A Look into our Magic Crystal Ball

Well, I hate to say it, but Auburn football has officially received the kiss of death for the 2008-2009 season.

No, we haven’t lost all of our starters to injury or been put on probation.

Lee Corso has picked us to win the SEC.

With that in mind, let’s take a look into the grim future lurking on the horizon  this season.

Those with high expectations for this year may want to avert their eyes from this column.

We start the year off against Louisiana Monroe, a juggernaut from the Sun Belt conference.

Well, actually they have averaged just five wins a season over the last five years, but that didn’t stop them from embarrassing Alabama so badly that Nick Saban related the loss to Pearl Harbor.

And if a Forbes cover-coach can’t handle them, what chance do we have?

Fortunately we have a couple out-of-conference cupcakes before the train completely derails.

Tennessee-Martin is a D-IAA school who will be our homecoming game, and Southern Miss should be easy enough to handle.

Unfortunately that is where the good news ends.

All off-season long fans from around the SEC, particularly Bama fans, have been predicting the downfall of Auburn due to the hiring of coordinators Tony Franklin and Paul Rhodes.

Apparently Franklin’s spread offense will never work with our personnel, and Rhodes’ defense will be too soft after practicing against such a gimmicky offense.

It has also been said that the loss of Will Muschamp will also be too drastic for Auburn to overcome, because obviously Auburn never had a good defense before Muschamp came to town.

SEC play looks to be an absolute nightmare for Tuberville and Co., and with new quarterbacks running a new system losses to Mississippi State (Croomed, again), Ole Miss, LSU, UT, Vandy, and Arkansas should come as no surprise.

Our big out-of-conference game is against West Virginia in Morgantown, a team that has been near the top of the polls for the last four years.

Unfortunately by the time this game rolls around the spread offense will have weakened our entire team so much that the cold weather will be too much for our Under Armour clad team of prima donnas to handle.

And of course, the big finish.

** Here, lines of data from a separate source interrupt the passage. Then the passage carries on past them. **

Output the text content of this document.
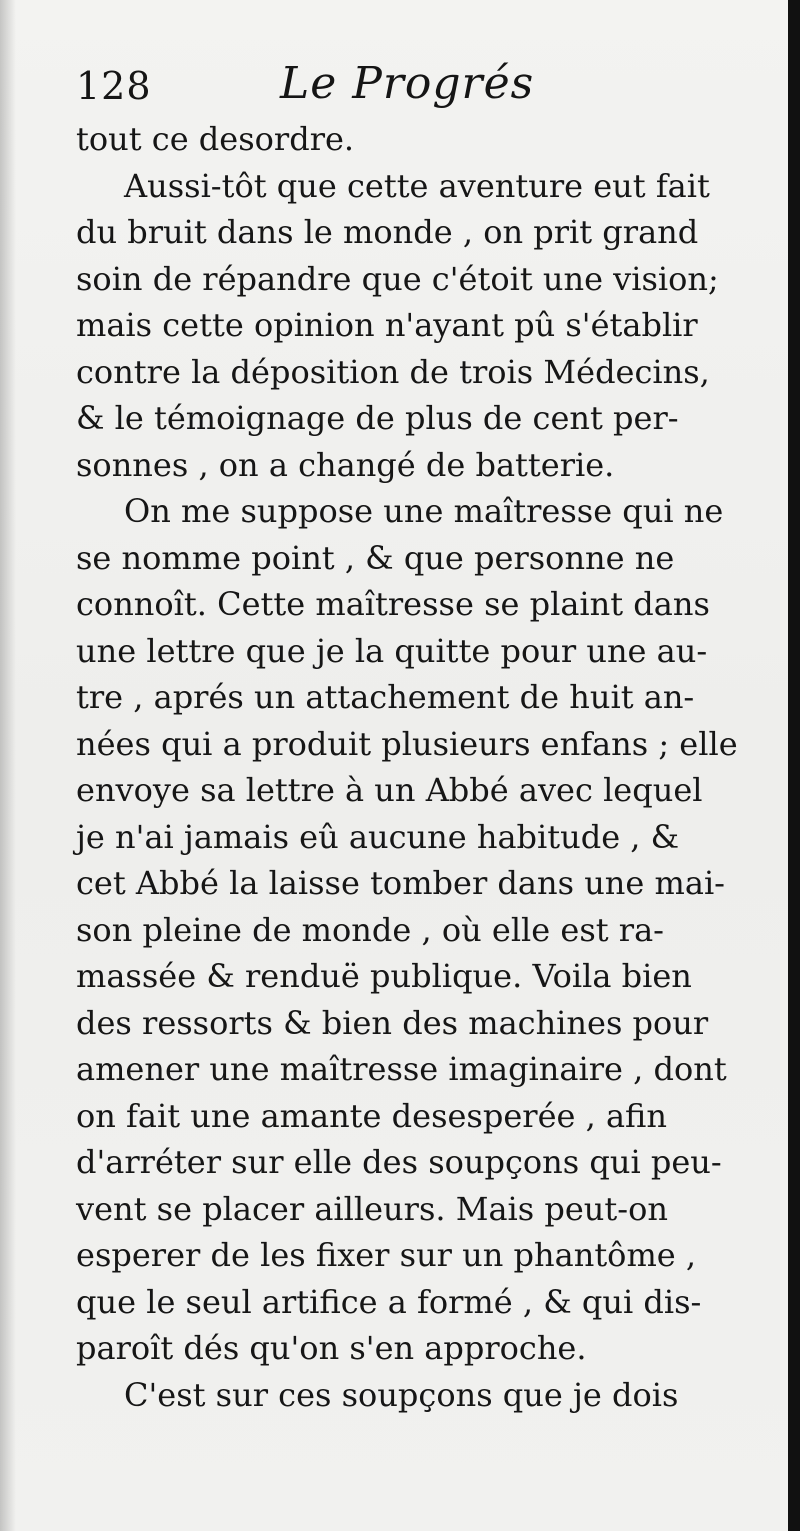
128	Le Progrés
tout ce desordre.
Aussi-tôt que cette aventure eut fait
du bruit dans le monde , on prit grand
soin de répandre que c'étoit une vision;
mais cette opinion n'ayant pû s'établir
contre la déposition de trois Médecins,
& le témoignage de plus de cent per-
sonnes , on a changé de batterie.
On me suppose une maîtresse qui ne
se nomme point , & que personne ne
connoît. Cette maîtresse se plaint dans
une lettre que je la quitte pour une au-
tre , aprés un attachement de huit an-
nées qui a produit plusieurs enfans ; elle
envoye sa lettre à un Abbé avec lequel
je n'ai jamais eû aucune habitude , &
cet Abbé la laisse tomber dans une mai-
son pleine de monde , où elle est ra-
massée & renduë publique. Voila bien
des ressorts & bien des machines pour
amener une maîtresse imaginaire , dont
on fait une amante desesperée , afin
d'arréter sur elle des soupçons qui peu-
vent se placer ailleurs. Mais peut-on
esperer de les fixer sur un phantôme ,
que le seul artifice a formé , & qui dis-
paroît dés qu'on s'en approche.
C'est sur ces soupçons que je dois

The streak. Number seven.

Forget about it.

Nick Saban is going ride into Bryant-Denny stadium atop a golden throne carried by thousands of Bama fans a la Xerxes in 300, and he will only stop running up the score with his true freshman recruits once every Auburn fan in the state has converted over to the Crimson Tide.

We are talking about a guy who took over a team that went 6-6, got paid $4 million and then went 6-6 again. It’s that kind of football genius that is going to be the downfall of our football program.

And we were picked at SEC Media Days to represent the West in the SEC championship game?!

Come November, our beloved Auburn Tigers will be 2-10 overall, completely swept in conference play and headed into the world of college football irrelevancy.

OK. Maybe I have been a little harsh on this year’s squad.

Maybe, just maybe, implementing a new offense will actually help us move up from not only the bottom of the SEC, but the very bottom of the nation in offensive production.

And there may be a slim chance Coach Tuberville’s defensive knowledge and consistently top-ranked defenses may carry over for another year despite the loss of Muschamp.

FYI- the last time Lee Corso picked Auburn to win the SEC was in August 2004.